Most advisors sell off the bottom one-third of their book of business and wash their hands of those clients, Gorveatte says. Then, they sell the middle third and, finally, the rest of their book. “To me, this did not make sense, as I felt every client was important and I took a different approach,” he says.

Gorveatte moved one-fifth of his book to a new joint selling code – that is, a joint account to which both partners had access. Smith paid Gorveatte for half of that book. “This way we were both responsible for those clients and I did not abandon them,” Gorveatte says.

This partnership also helped to grow the business. Gorveatte told existing clients that having a partner enabled the practice to handle more new clients.
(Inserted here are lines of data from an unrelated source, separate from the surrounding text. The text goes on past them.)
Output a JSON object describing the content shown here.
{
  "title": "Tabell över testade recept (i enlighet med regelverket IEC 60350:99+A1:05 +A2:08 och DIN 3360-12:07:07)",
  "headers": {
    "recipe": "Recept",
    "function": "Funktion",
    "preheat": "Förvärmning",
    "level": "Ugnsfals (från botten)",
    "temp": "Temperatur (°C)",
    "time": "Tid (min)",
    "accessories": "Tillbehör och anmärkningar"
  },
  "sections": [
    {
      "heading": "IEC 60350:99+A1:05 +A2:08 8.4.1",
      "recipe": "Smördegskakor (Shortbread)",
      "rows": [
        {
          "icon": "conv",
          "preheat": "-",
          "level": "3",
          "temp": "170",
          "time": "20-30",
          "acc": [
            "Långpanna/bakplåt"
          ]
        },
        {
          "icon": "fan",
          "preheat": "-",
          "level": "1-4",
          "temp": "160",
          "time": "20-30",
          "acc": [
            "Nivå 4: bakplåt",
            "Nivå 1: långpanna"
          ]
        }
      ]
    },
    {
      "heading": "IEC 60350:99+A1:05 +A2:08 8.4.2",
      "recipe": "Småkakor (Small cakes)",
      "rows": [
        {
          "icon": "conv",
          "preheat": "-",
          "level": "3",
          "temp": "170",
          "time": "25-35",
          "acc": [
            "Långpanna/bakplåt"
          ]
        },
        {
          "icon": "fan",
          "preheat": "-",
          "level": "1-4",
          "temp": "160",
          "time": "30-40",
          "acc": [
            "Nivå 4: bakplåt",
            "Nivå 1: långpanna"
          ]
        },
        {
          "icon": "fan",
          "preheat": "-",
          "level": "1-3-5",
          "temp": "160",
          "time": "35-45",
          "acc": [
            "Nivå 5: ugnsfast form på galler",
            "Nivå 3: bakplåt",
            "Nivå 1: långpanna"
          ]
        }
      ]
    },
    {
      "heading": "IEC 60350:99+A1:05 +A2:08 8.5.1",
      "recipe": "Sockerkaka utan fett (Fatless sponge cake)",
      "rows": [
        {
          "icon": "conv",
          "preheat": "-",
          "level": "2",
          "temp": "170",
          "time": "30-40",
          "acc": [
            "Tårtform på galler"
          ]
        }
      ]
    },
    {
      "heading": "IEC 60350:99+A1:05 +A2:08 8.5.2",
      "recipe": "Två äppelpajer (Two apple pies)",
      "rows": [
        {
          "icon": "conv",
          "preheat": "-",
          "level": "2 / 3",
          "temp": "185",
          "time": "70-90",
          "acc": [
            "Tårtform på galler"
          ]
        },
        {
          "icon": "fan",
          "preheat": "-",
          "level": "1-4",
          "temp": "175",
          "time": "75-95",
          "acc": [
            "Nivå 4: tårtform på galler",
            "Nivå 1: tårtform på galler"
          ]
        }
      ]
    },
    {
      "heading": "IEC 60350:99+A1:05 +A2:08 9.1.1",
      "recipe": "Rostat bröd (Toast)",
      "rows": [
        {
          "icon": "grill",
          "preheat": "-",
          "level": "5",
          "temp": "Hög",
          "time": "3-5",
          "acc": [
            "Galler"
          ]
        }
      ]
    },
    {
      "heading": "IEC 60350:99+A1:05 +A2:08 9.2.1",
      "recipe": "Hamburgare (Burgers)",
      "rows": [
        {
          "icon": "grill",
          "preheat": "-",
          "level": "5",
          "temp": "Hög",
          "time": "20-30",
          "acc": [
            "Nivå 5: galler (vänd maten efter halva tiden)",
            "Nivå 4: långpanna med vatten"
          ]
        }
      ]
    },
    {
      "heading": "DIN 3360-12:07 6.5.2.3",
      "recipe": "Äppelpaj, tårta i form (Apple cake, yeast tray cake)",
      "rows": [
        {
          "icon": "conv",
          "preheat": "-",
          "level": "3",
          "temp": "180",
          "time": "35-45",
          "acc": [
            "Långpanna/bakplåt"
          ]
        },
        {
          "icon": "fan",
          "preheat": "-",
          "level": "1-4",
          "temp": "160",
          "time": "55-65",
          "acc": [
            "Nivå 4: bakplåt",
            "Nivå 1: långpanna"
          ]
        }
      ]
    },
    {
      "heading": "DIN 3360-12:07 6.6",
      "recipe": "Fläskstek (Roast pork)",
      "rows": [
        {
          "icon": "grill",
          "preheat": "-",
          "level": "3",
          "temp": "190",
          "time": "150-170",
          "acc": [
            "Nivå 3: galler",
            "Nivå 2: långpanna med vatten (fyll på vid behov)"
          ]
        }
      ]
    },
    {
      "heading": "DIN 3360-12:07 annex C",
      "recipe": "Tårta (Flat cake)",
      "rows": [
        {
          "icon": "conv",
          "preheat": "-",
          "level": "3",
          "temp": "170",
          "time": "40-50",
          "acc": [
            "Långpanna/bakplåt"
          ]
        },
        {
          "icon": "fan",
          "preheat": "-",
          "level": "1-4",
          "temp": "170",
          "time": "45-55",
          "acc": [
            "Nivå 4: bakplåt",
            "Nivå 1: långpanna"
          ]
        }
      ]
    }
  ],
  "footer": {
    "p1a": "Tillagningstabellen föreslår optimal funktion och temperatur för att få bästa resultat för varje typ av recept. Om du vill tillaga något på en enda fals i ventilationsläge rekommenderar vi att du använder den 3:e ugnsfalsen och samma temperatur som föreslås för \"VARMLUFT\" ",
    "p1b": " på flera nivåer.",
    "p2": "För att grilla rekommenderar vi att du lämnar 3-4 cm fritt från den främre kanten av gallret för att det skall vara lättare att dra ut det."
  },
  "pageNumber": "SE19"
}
He invited clients to provide referrals.

“This has paid off,” Gorveatte says. “A lot of my clients started giving me referrals. Our practice is growing at a rapid rate and we are very busy.”

Regardless of the structure of the relationship, you will need a partnership agreement.

This document lays out, in essence, what each partner has brought to the practice and how he or she will be compensated. It will include, for example, the capital each partner has put into the business, the percentage of payout and how the expenses of running the firm will be paid. Partners might pay for their individual expenses, such as laptops, and split the shared expenses, such as heat.

The partnership agreement is not etched in stone, Rideout adds. It can be modified as the business changes over time. The advisors can review the agreement during annual business planning meetings, she says.

Ultimately, Rideout says, a partnership is about more than dotted lines and preserving the status quo. It is an opportunity to grow the business.

“Focus needs to be put on how to drive new business and prospect for ideal clients,” she says. “Each partner should have his or her own niche market while considering the vision of the practice.”